Figure 25.5 (page 747) displays histogram and qq plot of the residuals.

```{r}
res <- resid(BodyFatmod)
me <- mean(res)
std <- sd(res)

gf_histogram(..density.. ~ resid(BodyFatmod), 
             binwidth = 7.5/5, fill = "lightsteelblue3", apha = 0.8, col = TRUE) %>%
  gf_dist("norm", mean = me, sd = std, col="red")

gf_qq(~ resid(BodyFatmod), alpha = 0.8, col = "royalblue2") %>%
  gf_labs(x = "qnorm", y = "resid(BodyFatmod)")
```

 
### Section 25.4: Multiple Regression Inference

Figure 25.6 (page 754) displays the scatterplot matrix infant mortality data.  

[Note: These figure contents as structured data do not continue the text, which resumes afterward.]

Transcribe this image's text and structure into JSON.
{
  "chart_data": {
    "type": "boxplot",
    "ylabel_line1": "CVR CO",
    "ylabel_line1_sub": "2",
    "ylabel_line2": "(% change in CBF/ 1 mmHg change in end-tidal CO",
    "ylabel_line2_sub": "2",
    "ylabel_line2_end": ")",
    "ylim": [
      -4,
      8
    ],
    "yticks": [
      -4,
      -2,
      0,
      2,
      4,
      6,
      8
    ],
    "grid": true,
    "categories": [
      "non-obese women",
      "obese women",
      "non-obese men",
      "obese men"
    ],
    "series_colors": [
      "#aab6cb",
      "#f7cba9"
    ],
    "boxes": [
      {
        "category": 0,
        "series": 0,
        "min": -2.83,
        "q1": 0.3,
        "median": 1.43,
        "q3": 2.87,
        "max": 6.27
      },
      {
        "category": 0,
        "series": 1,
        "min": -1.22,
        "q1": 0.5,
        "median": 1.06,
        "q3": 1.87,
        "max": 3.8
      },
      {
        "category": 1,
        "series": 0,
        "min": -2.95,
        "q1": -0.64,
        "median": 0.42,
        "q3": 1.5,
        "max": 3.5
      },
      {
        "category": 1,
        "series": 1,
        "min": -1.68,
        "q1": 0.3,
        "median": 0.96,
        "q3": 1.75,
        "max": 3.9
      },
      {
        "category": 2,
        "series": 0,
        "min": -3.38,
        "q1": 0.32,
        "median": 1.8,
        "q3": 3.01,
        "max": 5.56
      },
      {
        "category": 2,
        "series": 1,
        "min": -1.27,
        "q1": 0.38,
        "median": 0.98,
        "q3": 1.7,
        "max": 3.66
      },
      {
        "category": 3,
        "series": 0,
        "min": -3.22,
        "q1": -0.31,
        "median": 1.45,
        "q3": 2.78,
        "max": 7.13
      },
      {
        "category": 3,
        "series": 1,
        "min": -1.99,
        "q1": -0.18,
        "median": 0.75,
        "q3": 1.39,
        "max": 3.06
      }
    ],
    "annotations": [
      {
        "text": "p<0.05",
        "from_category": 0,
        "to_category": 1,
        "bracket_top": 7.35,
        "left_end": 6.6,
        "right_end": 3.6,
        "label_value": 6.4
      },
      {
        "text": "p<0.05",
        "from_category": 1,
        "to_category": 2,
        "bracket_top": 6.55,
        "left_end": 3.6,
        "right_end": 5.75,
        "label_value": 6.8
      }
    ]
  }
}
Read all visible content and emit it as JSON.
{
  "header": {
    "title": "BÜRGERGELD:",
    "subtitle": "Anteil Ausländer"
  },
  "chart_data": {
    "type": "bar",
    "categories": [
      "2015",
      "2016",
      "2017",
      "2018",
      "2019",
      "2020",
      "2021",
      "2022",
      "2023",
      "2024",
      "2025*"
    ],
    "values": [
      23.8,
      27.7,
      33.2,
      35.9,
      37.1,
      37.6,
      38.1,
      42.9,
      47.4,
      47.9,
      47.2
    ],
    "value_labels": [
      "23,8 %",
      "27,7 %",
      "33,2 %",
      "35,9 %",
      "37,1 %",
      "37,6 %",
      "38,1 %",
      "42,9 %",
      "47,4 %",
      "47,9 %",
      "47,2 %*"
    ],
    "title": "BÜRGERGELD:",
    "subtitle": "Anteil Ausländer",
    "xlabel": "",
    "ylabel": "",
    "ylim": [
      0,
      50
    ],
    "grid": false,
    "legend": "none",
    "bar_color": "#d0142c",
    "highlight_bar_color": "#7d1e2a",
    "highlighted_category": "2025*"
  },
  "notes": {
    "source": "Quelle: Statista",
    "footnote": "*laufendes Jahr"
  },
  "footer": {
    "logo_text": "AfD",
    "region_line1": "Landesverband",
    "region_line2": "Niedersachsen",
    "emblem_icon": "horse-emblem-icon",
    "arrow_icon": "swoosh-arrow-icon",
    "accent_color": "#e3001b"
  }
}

```{r, message = FALSE, fig.height = 6}
InfantMortality <- read_csv("https://nhorton.people.amherst.edu/sdm4/data/Infant_Mortality.csv")
splom(select(InfantMortality, -State))
```

In addition, we display a scatterplot matrix for the motivating example from the chapter (BodyFat) using the `GGally` package.
```{r, message = FALSE, fig.height = 6}
subsetBodyFat <- select(BodyFat, PctBF, Height, waist)
library(GGally)
ggpairs(subsetBodyFat)
```

 
### Section 25.5: Comparing Multiple Regression Models

We may want to compare which of our models provides the most parsimonious fit to these data.

```{r}
msummary(BodyFatheight)
msummary(BodyFatwaist)
msummary(BodyFatmod)
```

The adjusted R-squared value of 0.711 is considerably higher for the model
with both predictors (though the model with just waist has an adjusted R-squared value of 0.677).